Living creative in a “product (oriented?) -ive” world

As a creative person who works in many media, including drawing and painting, sculpture and cartooning as well as writing, I consider myself on the “supply side” of things.  This is an especially strong feeling when I attend conventions that relate to the medias and genres I focus on.  At SF conventions, I’m mentally aligned with the writers and artists, not the fans, though I have many friends who are fans.  That’s where I started out, as have all writers and artists.  Same with comic book cons.  I’m one of the creators of the material the public comes to see and/or buy.  I’m comfortable in that role.  I do admire other writer’s and artist’s work and sometimes buy them (when I can afford to).

However, outside those environments, I am forced to sit in the peanut gallery, with the “demand side” of the economy.  Yes I am a consumer, and outside of my art and writing, there are a huge number of things I need that I can’t or am unable to produce for myself practically.

This role I’m forced to play would not be as uncomfortable as it is if it were not for the attitude of the supply side people who inhabit the upper floor offices of corporations.  As consumers, we are looked at as a means to an end — their bottom line.  If the environment we have to live in, breathe and work in is polluted and poisoned, pfa! it’s the cost of doing business.  The rivers that flow past even moderate sized cities are unfit to drink from, and the fish taken out of them are unfit to eat.  We are the collateral damage in the battle for the almighty bottom line that the executives do battle for.

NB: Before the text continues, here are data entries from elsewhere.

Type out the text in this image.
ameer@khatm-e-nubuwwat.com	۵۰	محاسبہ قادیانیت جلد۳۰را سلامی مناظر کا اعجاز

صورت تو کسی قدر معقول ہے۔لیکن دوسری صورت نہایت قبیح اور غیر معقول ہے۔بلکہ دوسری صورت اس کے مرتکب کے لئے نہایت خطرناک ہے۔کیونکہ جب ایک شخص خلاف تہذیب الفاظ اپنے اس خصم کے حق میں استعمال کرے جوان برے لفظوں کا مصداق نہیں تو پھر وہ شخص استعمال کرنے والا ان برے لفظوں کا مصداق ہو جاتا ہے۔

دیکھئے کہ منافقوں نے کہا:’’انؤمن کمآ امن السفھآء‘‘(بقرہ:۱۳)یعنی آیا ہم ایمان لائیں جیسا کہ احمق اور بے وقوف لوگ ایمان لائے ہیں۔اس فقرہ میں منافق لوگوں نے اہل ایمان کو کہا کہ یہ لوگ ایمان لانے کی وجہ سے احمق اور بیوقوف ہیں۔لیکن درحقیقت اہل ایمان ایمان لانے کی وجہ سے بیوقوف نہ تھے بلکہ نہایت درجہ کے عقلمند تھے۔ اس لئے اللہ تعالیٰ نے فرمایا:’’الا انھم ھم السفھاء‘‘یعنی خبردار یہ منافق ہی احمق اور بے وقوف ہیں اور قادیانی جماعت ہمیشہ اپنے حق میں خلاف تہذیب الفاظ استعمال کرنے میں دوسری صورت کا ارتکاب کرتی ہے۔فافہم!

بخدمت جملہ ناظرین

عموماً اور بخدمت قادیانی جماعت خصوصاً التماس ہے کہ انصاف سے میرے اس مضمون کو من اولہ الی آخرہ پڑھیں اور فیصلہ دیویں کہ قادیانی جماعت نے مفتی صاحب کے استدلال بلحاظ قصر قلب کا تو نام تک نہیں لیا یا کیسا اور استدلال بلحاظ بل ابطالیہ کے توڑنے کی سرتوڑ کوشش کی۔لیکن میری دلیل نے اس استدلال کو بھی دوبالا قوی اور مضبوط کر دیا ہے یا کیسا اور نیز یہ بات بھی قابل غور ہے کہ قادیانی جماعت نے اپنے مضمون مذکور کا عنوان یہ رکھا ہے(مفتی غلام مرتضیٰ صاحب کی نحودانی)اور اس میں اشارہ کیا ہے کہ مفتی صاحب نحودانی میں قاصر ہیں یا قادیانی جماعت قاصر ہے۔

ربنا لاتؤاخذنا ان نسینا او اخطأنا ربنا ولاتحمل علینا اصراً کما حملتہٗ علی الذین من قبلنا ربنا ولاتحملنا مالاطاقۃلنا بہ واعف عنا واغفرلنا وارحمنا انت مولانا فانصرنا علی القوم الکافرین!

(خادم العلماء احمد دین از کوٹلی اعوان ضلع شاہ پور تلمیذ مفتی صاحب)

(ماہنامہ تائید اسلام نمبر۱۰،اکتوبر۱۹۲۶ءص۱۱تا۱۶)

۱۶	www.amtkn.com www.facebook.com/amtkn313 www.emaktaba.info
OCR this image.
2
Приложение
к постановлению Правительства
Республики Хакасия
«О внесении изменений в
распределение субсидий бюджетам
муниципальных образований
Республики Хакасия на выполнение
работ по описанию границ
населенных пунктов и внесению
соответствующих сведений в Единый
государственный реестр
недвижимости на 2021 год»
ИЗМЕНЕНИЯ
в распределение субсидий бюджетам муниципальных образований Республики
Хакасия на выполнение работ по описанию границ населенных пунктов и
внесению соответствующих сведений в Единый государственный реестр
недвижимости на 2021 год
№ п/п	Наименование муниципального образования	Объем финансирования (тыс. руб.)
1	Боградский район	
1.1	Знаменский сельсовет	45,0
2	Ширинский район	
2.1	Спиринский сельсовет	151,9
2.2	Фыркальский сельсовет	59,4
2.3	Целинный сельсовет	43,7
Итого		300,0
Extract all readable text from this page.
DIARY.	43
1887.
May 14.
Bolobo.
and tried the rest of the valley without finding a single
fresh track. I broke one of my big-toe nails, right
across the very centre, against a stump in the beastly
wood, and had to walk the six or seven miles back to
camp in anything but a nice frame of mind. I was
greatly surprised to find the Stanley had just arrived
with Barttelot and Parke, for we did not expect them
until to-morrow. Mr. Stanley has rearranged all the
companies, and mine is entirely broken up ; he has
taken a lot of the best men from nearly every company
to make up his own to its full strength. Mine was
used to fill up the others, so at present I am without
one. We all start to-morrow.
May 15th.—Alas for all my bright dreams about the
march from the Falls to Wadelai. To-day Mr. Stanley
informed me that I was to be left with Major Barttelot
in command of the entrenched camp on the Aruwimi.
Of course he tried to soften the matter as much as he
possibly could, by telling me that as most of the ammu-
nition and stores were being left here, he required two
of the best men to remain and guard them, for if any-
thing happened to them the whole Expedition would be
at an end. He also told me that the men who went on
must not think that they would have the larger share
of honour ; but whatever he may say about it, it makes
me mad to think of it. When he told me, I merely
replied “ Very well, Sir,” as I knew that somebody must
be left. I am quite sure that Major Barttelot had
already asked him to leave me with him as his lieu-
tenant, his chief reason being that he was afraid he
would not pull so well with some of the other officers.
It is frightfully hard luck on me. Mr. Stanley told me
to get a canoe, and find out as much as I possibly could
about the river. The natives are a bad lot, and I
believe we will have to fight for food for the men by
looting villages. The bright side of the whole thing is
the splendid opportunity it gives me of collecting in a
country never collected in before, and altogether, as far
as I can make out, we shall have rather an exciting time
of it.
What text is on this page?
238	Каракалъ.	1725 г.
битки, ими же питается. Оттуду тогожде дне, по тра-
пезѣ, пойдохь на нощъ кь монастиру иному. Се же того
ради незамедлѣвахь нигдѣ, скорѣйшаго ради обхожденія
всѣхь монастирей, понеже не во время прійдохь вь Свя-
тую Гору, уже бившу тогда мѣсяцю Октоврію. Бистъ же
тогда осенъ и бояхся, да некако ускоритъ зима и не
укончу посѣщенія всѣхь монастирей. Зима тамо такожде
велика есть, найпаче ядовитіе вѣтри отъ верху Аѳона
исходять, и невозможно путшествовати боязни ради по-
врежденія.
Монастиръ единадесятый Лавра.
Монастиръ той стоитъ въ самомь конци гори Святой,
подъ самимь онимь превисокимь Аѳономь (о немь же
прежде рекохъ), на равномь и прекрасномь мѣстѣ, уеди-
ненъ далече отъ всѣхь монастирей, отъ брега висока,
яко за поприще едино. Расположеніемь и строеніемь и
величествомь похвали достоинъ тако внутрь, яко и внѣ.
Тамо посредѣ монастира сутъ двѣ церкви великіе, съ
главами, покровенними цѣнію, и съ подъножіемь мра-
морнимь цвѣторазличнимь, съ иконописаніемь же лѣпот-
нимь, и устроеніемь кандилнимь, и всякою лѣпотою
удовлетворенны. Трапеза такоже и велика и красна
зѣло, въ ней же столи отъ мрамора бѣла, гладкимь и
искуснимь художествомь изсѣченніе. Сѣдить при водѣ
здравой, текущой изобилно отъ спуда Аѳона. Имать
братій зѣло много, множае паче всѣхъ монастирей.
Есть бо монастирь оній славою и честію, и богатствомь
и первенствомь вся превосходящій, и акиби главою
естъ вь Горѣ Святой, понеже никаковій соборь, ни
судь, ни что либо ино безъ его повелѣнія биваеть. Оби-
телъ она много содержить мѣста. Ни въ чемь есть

I have not  really been politicized much since our argument  against the Viet Nam war in the sixties and early seventies, but the reports coming out of Washington and Wall Street vex me like little has since the old days.  I believe we were clear-seeing in our assessment of Viet Nam as an unjust war, though we believed that World War two was well justified on any moral ground one could occupy.  The draft board didn’t see it that way; if we were against Viet Nam, we should be against all wars to be classified as a conscientious objector, and the distinction of one war being just and another unjust was not seen as rational by the board.  Oh, well.  I am surprised there aren’t any protests against the current mid-east wars (police actions, really) until I realize that there is no longer a draft, and no one enlists against their wills.

As a creative person in this economic/political environment, I feel marginalized and undervalued.  “It must be so much fun to create such interesting paintings/novels/political cartoons that you shouldn’t be paid its value since you must enjoy it so much.  It looks like play and play shouldn’t be rewarded.”  Then there’s the fact that a weak economy abandons the arts in the schools and, outside of entertainment, art sales plummet.  Traditional dead tree publishers are feeling the growth pains of e-publishing and that crimps their old ways of business.  The writer has to scramble for alternative markets while the old time publishers scramble to maintain the bottom line.

I don’t see any change in this trend toward valuing business sense and devaluing creative thinking.